(Corrects nationality of MEP Fernandes)
STRASBOURG (Reuters) - Britain will get 60 million euros (51.3 million pounds) from the European Union to repair damage caused by the floods last year, a lawmaker said on Tuesday.
Britain had asked for EU support to rebuild infrastructure damaged by heavy rains in the winter of 2015-16. European Parliament lawmakers will approve the grants on Wednesday, clearing the way for the funds to be disbursed, parliament officials said.
“When one member state has a problem, others actively collaborate and help. The UK will benefit from EU solidarity despite Brexit and the triggering of Article 50”, said the lawmaker in charge of the dossier, Portuguese conservative José Manuel Fernandes.

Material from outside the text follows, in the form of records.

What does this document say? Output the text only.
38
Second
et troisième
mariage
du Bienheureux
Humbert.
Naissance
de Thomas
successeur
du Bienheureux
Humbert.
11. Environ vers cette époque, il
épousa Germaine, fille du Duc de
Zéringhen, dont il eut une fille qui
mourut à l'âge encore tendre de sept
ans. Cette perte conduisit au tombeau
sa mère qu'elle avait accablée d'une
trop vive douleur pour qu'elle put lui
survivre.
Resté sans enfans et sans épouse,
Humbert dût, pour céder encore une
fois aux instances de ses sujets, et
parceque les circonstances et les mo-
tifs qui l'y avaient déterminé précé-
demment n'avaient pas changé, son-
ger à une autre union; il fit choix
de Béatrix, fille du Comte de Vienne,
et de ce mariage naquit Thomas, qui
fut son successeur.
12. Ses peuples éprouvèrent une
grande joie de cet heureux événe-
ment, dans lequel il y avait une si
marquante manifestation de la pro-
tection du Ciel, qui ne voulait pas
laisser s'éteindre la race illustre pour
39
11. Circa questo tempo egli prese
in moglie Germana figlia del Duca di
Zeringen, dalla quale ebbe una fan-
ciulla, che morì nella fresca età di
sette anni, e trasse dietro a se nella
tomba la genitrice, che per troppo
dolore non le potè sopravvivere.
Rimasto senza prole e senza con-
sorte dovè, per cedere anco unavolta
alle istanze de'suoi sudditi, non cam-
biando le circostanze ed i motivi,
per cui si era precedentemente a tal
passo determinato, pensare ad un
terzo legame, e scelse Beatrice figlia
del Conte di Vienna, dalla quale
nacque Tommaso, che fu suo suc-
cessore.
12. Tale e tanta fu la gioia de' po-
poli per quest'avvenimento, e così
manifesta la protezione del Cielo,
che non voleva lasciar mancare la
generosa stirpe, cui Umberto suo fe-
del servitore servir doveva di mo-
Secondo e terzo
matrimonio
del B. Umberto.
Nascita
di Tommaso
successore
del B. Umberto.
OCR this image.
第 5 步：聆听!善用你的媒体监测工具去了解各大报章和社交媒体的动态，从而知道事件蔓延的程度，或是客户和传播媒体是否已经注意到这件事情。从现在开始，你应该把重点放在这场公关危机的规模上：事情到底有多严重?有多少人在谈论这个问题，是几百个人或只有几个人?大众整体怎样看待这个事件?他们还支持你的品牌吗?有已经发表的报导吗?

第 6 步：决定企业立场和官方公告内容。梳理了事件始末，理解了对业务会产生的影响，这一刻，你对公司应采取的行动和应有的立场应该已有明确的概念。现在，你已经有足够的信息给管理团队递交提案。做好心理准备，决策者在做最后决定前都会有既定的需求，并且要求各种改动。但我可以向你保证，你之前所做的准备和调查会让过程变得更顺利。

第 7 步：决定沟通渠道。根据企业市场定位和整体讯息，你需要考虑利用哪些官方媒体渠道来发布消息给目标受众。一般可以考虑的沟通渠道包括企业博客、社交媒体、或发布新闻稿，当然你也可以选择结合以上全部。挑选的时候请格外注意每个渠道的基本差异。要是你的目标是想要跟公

Britain began last week the two-year process of quitting the EU, but it will remain a full member state until Brexit occurs, sharing benefits and costs of the membership. The settlement of Britain’s financial commitments to the EU is considered one of the most contentious issues in the negotiations.
The aid to the flood-stricken regions will come from the EU Solidarity Fund, which is used to help countries hit by natural disasters. It is the second time that Britain has received financial support from the fund since it was set up in 2002.
In total, Britain has been allocated more than 220 million euros in EU solidarity aid, making the country the third largest beneficiary after Italy and Germany. The former was hit in the last decade by several earthquakes and floods; the latter by floods.
The procedure to release the funds was approved by the European Commission in January after Britain requested help and detailed the support needed. EU states have already approved the aid for Britain.
The EU Solidarity Fund has a financial reserve of more than 1 billion euros.